II. POUR LA SOCIALISATION DU SECTEUR BANCAIRE
La mise en pratique des mesures concrètes qui sont mentionnées plus
haut constituerait une avancée dans la résolution de la crise du secteur
bancaire mais le secteur privé continuerait à occuper une position
dominante.
Il faut aller plus loin que les mesures immédiates proposées.

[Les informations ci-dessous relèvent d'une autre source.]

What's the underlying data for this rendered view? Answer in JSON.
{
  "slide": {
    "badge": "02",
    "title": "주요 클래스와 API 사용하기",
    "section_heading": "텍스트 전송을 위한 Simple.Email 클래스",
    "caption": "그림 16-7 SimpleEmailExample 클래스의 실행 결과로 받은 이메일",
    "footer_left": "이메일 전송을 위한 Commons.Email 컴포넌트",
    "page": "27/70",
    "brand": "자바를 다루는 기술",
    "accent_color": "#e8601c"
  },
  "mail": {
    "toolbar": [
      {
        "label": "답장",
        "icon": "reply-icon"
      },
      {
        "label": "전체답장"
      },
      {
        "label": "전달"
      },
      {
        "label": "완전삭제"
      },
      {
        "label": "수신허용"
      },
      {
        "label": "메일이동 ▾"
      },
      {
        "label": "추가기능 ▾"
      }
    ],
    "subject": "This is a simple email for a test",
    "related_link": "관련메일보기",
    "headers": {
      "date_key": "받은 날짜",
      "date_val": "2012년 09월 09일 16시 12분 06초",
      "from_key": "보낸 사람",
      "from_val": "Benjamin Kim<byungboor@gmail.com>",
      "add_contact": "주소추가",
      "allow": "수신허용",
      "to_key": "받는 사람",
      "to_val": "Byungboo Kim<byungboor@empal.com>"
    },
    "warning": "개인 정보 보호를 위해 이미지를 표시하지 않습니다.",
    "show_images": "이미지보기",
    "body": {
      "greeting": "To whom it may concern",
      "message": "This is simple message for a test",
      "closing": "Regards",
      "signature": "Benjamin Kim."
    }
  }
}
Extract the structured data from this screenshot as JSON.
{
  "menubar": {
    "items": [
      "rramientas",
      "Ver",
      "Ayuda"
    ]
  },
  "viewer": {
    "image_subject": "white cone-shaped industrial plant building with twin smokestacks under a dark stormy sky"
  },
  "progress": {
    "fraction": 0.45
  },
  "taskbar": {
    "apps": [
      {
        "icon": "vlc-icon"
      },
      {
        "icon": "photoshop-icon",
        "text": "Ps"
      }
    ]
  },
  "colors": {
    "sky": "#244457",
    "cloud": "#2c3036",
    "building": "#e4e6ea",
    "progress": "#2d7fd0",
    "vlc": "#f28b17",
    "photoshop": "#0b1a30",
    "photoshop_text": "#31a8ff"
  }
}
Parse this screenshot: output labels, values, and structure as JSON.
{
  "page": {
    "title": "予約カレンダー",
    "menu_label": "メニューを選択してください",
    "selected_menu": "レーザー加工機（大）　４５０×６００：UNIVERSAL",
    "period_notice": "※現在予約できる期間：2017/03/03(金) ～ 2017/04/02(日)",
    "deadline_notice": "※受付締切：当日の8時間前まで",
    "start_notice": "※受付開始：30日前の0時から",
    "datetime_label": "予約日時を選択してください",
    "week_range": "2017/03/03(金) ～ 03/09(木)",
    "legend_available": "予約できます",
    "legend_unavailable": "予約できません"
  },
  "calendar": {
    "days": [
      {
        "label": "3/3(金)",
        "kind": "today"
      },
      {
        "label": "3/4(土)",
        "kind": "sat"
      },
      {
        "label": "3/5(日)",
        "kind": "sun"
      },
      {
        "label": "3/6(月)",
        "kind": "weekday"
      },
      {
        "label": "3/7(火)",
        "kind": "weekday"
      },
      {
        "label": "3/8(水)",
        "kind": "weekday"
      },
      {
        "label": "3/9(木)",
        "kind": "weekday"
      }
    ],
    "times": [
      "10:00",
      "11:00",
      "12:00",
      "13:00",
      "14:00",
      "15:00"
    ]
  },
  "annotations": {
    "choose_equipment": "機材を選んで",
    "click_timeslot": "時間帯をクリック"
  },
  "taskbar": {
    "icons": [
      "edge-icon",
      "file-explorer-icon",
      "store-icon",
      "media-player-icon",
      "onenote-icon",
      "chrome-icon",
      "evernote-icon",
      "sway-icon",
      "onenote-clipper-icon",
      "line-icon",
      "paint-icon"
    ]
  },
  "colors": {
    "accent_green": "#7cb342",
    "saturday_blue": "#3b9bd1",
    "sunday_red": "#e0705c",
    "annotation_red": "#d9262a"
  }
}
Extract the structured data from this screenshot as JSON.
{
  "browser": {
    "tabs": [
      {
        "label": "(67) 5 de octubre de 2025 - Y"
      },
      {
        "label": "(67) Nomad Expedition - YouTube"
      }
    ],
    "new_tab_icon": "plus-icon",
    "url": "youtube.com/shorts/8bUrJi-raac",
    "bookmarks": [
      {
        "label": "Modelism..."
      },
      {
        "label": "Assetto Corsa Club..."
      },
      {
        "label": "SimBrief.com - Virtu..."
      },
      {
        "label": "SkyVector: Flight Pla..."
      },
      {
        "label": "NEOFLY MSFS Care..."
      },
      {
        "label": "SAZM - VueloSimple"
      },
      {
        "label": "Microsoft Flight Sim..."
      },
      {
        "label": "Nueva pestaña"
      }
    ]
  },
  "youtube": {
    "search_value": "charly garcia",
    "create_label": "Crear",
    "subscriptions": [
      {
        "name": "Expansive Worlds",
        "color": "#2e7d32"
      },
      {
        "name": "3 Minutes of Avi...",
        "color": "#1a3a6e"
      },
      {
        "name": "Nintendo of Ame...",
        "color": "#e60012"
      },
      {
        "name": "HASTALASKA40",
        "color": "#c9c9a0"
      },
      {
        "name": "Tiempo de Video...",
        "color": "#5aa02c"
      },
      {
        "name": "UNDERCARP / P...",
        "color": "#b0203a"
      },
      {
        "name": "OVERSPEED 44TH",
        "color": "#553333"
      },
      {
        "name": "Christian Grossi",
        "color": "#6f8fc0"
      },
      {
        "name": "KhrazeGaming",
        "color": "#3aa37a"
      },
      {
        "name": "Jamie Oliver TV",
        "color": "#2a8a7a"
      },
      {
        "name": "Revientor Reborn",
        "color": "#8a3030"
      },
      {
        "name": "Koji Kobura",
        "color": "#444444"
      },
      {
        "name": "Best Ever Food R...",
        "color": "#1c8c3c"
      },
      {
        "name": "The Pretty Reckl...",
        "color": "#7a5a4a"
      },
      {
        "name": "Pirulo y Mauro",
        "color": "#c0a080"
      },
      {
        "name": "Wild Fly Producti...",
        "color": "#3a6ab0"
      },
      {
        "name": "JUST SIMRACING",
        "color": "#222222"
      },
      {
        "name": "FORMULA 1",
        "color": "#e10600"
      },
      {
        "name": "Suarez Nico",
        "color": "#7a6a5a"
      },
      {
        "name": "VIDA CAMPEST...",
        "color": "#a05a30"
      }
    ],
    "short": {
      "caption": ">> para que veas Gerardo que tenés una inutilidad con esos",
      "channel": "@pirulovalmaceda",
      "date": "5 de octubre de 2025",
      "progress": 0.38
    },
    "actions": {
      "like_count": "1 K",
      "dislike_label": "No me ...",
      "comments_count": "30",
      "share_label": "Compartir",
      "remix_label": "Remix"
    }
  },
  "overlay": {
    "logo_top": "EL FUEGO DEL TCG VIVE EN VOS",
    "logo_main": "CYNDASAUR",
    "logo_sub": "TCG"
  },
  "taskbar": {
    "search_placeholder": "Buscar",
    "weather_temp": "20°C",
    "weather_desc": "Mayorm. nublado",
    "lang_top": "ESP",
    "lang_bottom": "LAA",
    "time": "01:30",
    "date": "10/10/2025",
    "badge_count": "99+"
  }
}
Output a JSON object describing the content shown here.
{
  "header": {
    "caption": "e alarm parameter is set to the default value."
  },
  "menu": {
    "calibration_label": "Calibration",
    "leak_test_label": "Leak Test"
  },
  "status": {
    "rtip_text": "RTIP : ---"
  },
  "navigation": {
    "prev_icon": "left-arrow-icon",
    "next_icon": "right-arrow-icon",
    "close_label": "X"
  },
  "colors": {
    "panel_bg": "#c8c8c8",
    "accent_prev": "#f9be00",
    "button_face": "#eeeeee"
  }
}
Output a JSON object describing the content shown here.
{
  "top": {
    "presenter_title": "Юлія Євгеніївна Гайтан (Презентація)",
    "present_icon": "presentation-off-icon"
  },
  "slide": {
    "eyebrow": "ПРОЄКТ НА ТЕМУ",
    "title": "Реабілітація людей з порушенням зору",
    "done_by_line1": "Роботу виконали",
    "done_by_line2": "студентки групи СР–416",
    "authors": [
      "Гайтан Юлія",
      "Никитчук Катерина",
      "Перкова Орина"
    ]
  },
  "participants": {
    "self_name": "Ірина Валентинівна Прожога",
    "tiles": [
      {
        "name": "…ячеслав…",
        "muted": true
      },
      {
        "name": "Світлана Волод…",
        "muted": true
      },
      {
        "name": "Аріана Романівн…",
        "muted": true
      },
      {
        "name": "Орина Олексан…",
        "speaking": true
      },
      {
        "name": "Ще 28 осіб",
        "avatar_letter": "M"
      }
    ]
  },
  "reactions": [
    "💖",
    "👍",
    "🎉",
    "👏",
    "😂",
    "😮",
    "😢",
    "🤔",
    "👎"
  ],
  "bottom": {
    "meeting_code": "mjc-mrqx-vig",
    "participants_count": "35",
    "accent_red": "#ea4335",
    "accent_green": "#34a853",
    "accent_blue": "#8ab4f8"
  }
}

Ce que démontre l’expérience des dernières années, c’est
qu’on ne peut pas laisser les banques aux mains des capitalistes. Si,
par la mobilisation sociale, on arrive à faire appliquer les mesures
présentées plus haut (qui sont soumises à la discussion afin de les améliorer et compléter),
les capitalistes chercheront par tous les moyens
à récupérer une partie du terrain perdu, ils multiplieront les
activités leur permettant de contourner les réglementations, ils
utiliseront leurs puissants moyens financiers pour acheter l’appui de
législateurs et de gouvernants afin de déréglementer à nouveau et
d’augmenter au maximum leurs profits sans prise en compte de l’intérêt
de la majorité de la population.
Il faut la socialisation du secteur bancaire sous contrôle citoyen
Parce que les capitalistes ont démontré à quel point ils étaient
capables de commettre des délits et de prendre des risques (dont ils
refusent d’assumer les conséquences) dans le seul but d’augmenter leurs
profits, parce que leurs activités entraînent périodiquement un lourd
coût pour la société, parce que la société que nous voulons construire
doit être guidée par la recherche du bien commun, de la justice sociale
et de la reconstitution d’une relation équilibrée entre les humains et
les autres composantes de la nature, il faut socialiser le secteur
bancaire. Comme le propose Frédéric Lordon, il s’agit de réaliser « une
déprivatisation intégrale du secteur bancaire » |
11|. La socialisation de l’intégralité du secteur bancaire est préconisée par le syndicat Sud BPCE |
12|.
Socialiser le secteur bancaire signifie :
l’expropriation sans indemnité (ou avec comme seule indemnité l’euro symbolique) des grands actionnaires (les petits actionnaires seront indemnisés) ;
l’octroi au secteur public du monopole de l’activité bancaire
à une exception près : l’existence d’un secteur bancaire coopératif de
petite taille (soumis aux mêmes règles fondamentales que le secteur
public).
la création d’un service public de l’épargne, du crédit et de l’investissement,
doublement structuré : un réseau de petites implantations proches des
citoyens, d’une part, et, d’autre part, des agences spécialisées en
charge des activités de gestion de fonds et de financement
d’investissements non assurés par les ministères en charge de la santé
publique, de l’éducation nationale, de l’énergie, des transports
publics, des retraites, de la transition écologique, etc. Ces ministères
devront être dotés du budget nécessaire aux financements des
investissements relevant de leurs attributions. Les agences spécialisées
quant à elles interviendraient dans des domaines et des activités
excédant les compétences et les sphères d’action de ces ministères et ce
afin d’assurer le bouclage d’ensemble.
la définition avec participation citoyenne d’une charte
sur les objectifs à atteindre et sur les missions à poursuivre, qui
mette le service public de l’épargne, du crédit et de l’investissement
au service des priorités définies selon un processus de planification
démocratique ;
la transparence (de la comptabilité) des comptes qui doivent être présentés au public de manière compréhensible.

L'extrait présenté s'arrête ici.